In lease and power-purchase agreements, the customer pays a monthly fee, but the company keeps the incentives provided for the installation of the system.

“The customer doesn’t pay any up-front cost — they’re just paying a monthly payment, which we’re all conditioned to do — and they keep the incentives,” Knox said. “Because they own the system, they keep the tax credits.”

Knox said if you take the monthly payment and multiply it over the course of 20 years, most customers pay more than they would if they just bought the system.

While rates depend on people’s credit and terms, most of Knox’s customers are seeing local bank loan rates between 5% and 7%. That keeps Knox out of the loan business, and keeps the money in the local economy.

“There are solar finance programs that others may market that aren’t that kind of structure,” Knox said, talking about how she looked into a solar finance program for her business. “There’s a fee that they have, like a dealer fee… no matter how I did that, it ended up working out that the interest worked out to be around 20%.”

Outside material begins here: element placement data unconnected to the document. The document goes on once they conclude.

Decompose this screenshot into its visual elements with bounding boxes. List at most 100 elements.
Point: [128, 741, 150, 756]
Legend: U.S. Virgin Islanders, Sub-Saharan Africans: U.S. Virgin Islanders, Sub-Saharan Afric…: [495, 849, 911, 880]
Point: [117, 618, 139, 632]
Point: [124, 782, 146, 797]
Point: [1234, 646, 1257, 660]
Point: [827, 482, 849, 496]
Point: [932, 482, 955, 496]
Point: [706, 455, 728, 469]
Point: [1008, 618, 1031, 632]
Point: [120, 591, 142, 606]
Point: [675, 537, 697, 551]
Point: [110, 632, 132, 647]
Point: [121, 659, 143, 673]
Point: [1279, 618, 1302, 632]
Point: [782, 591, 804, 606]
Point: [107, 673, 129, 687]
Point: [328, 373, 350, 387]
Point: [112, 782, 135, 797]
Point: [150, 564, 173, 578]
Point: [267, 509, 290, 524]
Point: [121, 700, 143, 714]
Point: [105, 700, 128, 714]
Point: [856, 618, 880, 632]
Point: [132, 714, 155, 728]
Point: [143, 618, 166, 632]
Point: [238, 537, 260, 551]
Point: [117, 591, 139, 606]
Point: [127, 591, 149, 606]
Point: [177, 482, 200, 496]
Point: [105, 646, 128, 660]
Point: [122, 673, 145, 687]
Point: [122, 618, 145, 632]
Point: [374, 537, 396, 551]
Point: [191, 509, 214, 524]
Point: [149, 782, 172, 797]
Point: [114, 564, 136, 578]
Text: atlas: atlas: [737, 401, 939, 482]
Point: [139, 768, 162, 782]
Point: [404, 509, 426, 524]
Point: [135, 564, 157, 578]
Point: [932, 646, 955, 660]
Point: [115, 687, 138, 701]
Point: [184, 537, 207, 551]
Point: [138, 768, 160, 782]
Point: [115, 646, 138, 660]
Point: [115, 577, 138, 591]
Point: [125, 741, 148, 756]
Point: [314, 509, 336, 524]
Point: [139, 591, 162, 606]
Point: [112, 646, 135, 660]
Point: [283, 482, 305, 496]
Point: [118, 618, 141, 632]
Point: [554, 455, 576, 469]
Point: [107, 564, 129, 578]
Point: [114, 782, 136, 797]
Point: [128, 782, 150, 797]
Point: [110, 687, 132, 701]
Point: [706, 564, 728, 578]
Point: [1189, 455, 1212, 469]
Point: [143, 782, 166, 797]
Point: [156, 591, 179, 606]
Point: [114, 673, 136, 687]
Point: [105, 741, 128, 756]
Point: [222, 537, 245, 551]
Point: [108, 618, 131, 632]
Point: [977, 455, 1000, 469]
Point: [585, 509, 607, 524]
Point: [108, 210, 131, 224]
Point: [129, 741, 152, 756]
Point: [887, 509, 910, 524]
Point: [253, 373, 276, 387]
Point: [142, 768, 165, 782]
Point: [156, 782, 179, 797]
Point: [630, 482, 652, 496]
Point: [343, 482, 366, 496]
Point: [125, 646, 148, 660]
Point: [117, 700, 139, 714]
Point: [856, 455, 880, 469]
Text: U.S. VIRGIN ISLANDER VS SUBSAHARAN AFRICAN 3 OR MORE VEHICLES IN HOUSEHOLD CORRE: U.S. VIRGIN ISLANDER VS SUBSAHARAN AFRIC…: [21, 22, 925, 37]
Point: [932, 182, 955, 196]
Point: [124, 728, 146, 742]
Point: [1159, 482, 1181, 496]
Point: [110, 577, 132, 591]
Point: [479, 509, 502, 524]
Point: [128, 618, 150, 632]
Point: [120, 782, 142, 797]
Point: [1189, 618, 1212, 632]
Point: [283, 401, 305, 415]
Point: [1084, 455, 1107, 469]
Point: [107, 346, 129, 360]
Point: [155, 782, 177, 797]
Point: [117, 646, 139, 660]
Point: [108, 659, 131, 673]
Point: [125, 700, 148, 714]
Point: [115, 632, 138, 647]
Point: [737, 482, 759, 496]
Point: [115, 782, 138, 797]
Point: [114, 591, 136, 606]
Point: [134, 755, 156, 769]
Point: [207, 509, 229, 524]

She decided after seeing the high interest rates that the best situation for her customers was to keep recommending people use their local banks to finance solar panels.

Paducah Power System’s spokesperson was not available for an interview for this story, but sent a list of things people should consider when thinking about converting to solar energy.

The statement offered the following suggestions:

  • Do your homework and gain an understanding of how the panels work and what kind of performance you can expect in your part of the country.
  • Seek out a company licensed to do business in the county or state you live in.
  • Look for others in the area who have used the same company to see about their experience.
  • Check the BBB and state attorney general’s office for complaints filed against the company.
  • Get quotes from more than one company.
  • Have a good understanding of the financing you are considering.
  • Talk with your local utility company about how the panels will affect your bill.

According to the Kentucky Attorney General’s Office, no complaints have been filed against Genesis Power Solutions, the company that told a Paducah resident they could eliminate their power bill.

Reporters contacted the CEO of Genesis Power Solutions by phone and text message. They have not responded to a request for comment.